(695.3) Investigating the Role of Corticostriatal Glutamate Signaling in Methamphetamine Reward and Reinforcement

Poster Board Number: B61

Chelsea Brown (UCSB), Jackie Beltran (Mount Sinai), Elissa Fultz (USC), Tori Tran (UCSB), Brooke Barger (UCSB), Nyssa Williams (UCSB, UCSB), Waylon Yen (UCSB), Asher Park (UCSB), Tod Kippin (UCSB), Karen Szumlinski (UCSB)

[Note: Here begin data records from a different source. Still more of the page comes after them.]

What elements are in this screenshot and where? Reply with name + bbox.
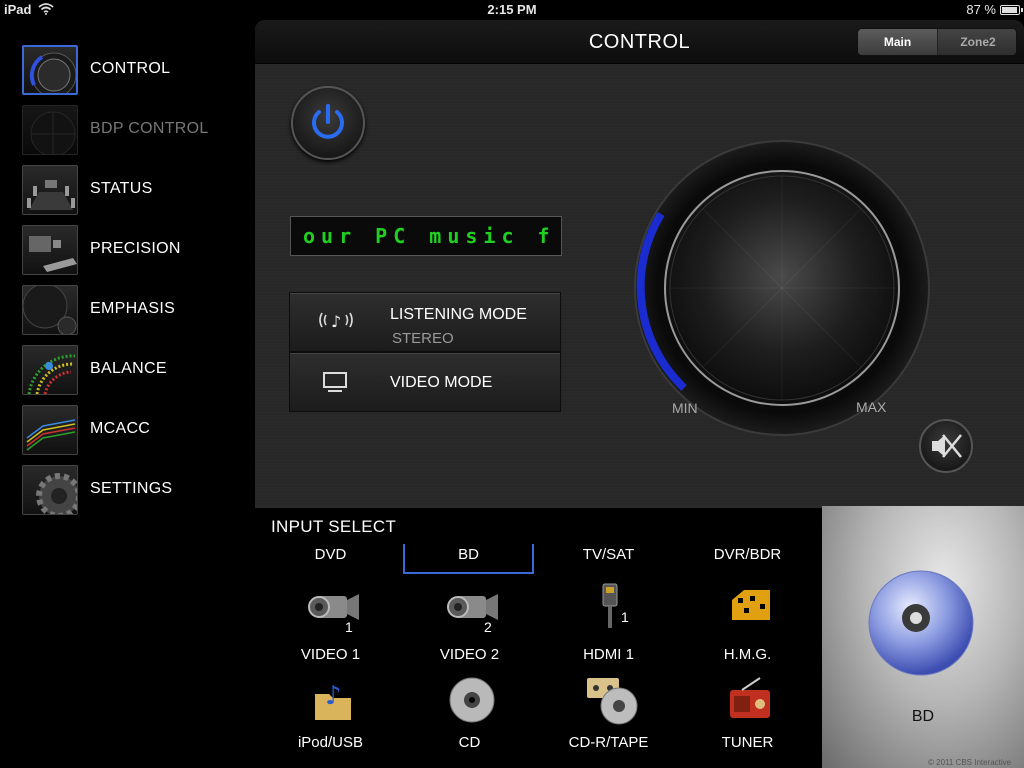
speaker-cone-icon [22,285,78,335]
zone-selector: Main Zone2 [857,28,1017,56]
input-label: iPod/USB [297,734,364,751]
fl-display: our PC music f [290,216,562,256]
gear-icon [22,465,78,515]
camcorder-icon: 1 [308,594,359,634]
sidebar-item-label: EMPHASIS [90,300,176,317]
input-tab-bd[interactable]: BD [403,544,534,574]
input-tab-label: DVD [314,546,347,563]
volume-knob[interactable] [632,138,932,438]
home-media-gallery-icon [732,590,770,620]
input-video2[interactable]: 2 VIDEO 2 [400,582,539,666]
mcacc-graph-icon [22,405,78,455]
radio-icon [730,677,770,718]
sidebar-item-label: PRECISION [90,240,181,257]
input-cd[interactable]: CD [400,674,539,754]
input-tuner[interactable]: TUNER [678,674,817,754]
input-label: CD-R/TAPE [568,734,649,751]
input-tab-dvr-bdr[interactable]: DVR/BDR [678,546,817,572]
room-speakers-icon [22,165,78,215]
sidebar-item-settings[interactable]: SETTINGS [22,465,242,515]
input-tab-label: TV/SAT [582,546,635,563]
input-label: VIDEO 2 [439,646,500,663]
sidebar-item-bdp-control[interactable]: BDP CONTROL [22,105,242,155]
listening-mode-value: STEREO [392,330,454,347]
sidebar-item-precision[interactable]: PRECISION [22,225,242,275]
input-cd-r-tape[interactable]: CD-R/TAPE [539,674,678,754]
input-label: TUNER [721,734,774,751]
sidebar-item-label: BALANCE [90,360,167,377]
input-tab-label: DVR/BDR [713,546,782,563]
bluray-disc-icon [868,570,974,676]
input-video1[interactable]: 1 VIDEO 1 [261,582,400,666]
balance-meter-icon [22,345,78,395]
hdmi-plug-icon: 1 [602,583,629,628]
sidebar-item-label: BDP CONTROL [90,120,209,137]
copyright-text: © 2011 CBS Interactive [928,758,1012,767]
video-mode-label: VIDEO MODE [390,374,493,391]
svg-text:1: 1 [621,609,629,625]
mute-button[interactable] [919,419,973,473]
input-label: H.M.G. [723,646,772,663]
sidebar-item-label: SETTINGS [90,480,173,497]
sidebar-item-label: STATUS [90,180,153,197]
bdp-disc-icon [22,105,78,155]
battery-percent: 87 % [966,2,996,17]
sidebar-item-status[interactable]: STATUS [22,165,242,215]
volume-min-label: MIN [672,400,698,416]
clock: 2:15 PM [487,2,537,17]
current-input-label: BD [911,708,935,725]
input-label: CD [458,734,481,751]
battery-icon [1000,5,1023,15]
sidebar-item-label: CONTROL [90,60,171,77]
volume-max-label: MAX [856,399,887,415]
music-folder-icon: ♪ [315,681,351,720]
cassette-disc-icon [587,678,638,725]
current-input-preview: BD [822,506,1024,768]
sidebar-item-control[interactable]: CONTROL [22,45,242,95]
listening-mode-icon: ♪ [319,312,353,331]
svg-text:1: 1 [345,619,353,634]
status-bar: iPad 2:15 PM 87 % [0,0,1024,20]
svg-text:♪: ♪ [331,312,341,331]
svg-text:♪: ♪ [325,681,342,711]
input-tab-label: BD [458,546,479,563]
listening-mode-label: LISTENING MODE [390,306,527,323]
input-hdmi1[interactable]: 1 HDMI 1 [539,582,678,666]
precision-equipment-icon [22,225,78,275]
sidebar-item-mcacc[interactable]: MCACC [22,405,242,455]
power-button[interactable] [291,86,365,160]
input-select-panel: INPUT SELECT DVD BD TV/SAT DVR/BDR 1 VID… [255,506,822,768]
panel-header: CONTROL Main Zone2 [255,20,1024,64]
control-panel: CONTROL Main Zone2 our PC music f ♪ LIST… [255,20,1024,506]
video-mode-button[interactable]: VIDEO MODE [289,352,561,412]
sidebar: CONTROL BDP CONTROL STATUS PRECISION EMP… [0,20,255,768]
mute-icon [932,434,962,458]
sidebar-item-label: MCACC [90,420,151,437]
input-label: VIDEO 1 [300,646,361,663]
svg-text:2: 2 [484,619,492,634]
listening-mode-button[interactable]: ♪ LISTENING MODE STEREO [289,292,561,352]
input-hmg[interactable]: H.M.G. [678,582,817,666]
zone2-button[interactable]: Zone2 [938,29,1016,55]
camcorder-icon: 2 [447,594,498,634]
power-icon [312,104,344,139]
sidebar-item-emphasis[interactable]: EMPHASIS [22,285,242,335]
zone-main-button[interactable]: Main [858,29,938,55]
sidebar-item-balance[interactable]: BALANCE [22,345,242,395]
input-ipod-usb[interactable]: ♪ iPod/USB [261,674,400,754]
cd-icon [449,677,495,723]
input-select-title: INPUT SELECT [271,517,397,536]
input-label: HDMI 1 [583,646,634,663]
input-tab-tv-sat[interactable]: TV/SAT [539,546,678,572]
monitor-icon [323,372,347,392]
input-tab-dvd[interactable]: DVD [261,546,400,572]
control-knob-icon [22,45,78,95]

Highly addictive amphetamine-type stimulants, including methamphetamine (MA), pose significant health and socioeconomic issues, with an estimated 27 million users worldwide. Understanding the neurobiological changes underlying various stages of MA abuse is key to developing safe and effective therapies. While the majority of addiction research has implicated the dopamine system, the long-term neuroplasticity that maintains MA Use Disorder also involves drug-induced changes in glutamate signaling in reward regions of the brain like the nucleus accumbens (NAC) and prefrontal cortex (PFC). In order to further characterize the role of glutamate in MA reward and reinforcement, glutamate receptor scaffolding protein Homer2 expression in the NAC and activity in the glutamatergic projection PFC-NAC were manipulated prior to place- and operant-conditioning procedures. Together the results from these studies argue that while research of the functional neuroanatomy of addiction tends to focus on traditional dichotomies between the NAC core and shell or PFC prelimbic and infralimbic sub-regions, the role of these circuits in drug abuse is more complex than the narrow scope of our experiments were able to probe. Other inputs upstream from our regions of interest may be able to compensate for our manipulations via neurobiological redundancy. This would suggest that as research technologies advance, targeting functional networks will be crucial for elucidating the neurobiological underpinnings of addiction and discovering potential therapeutics.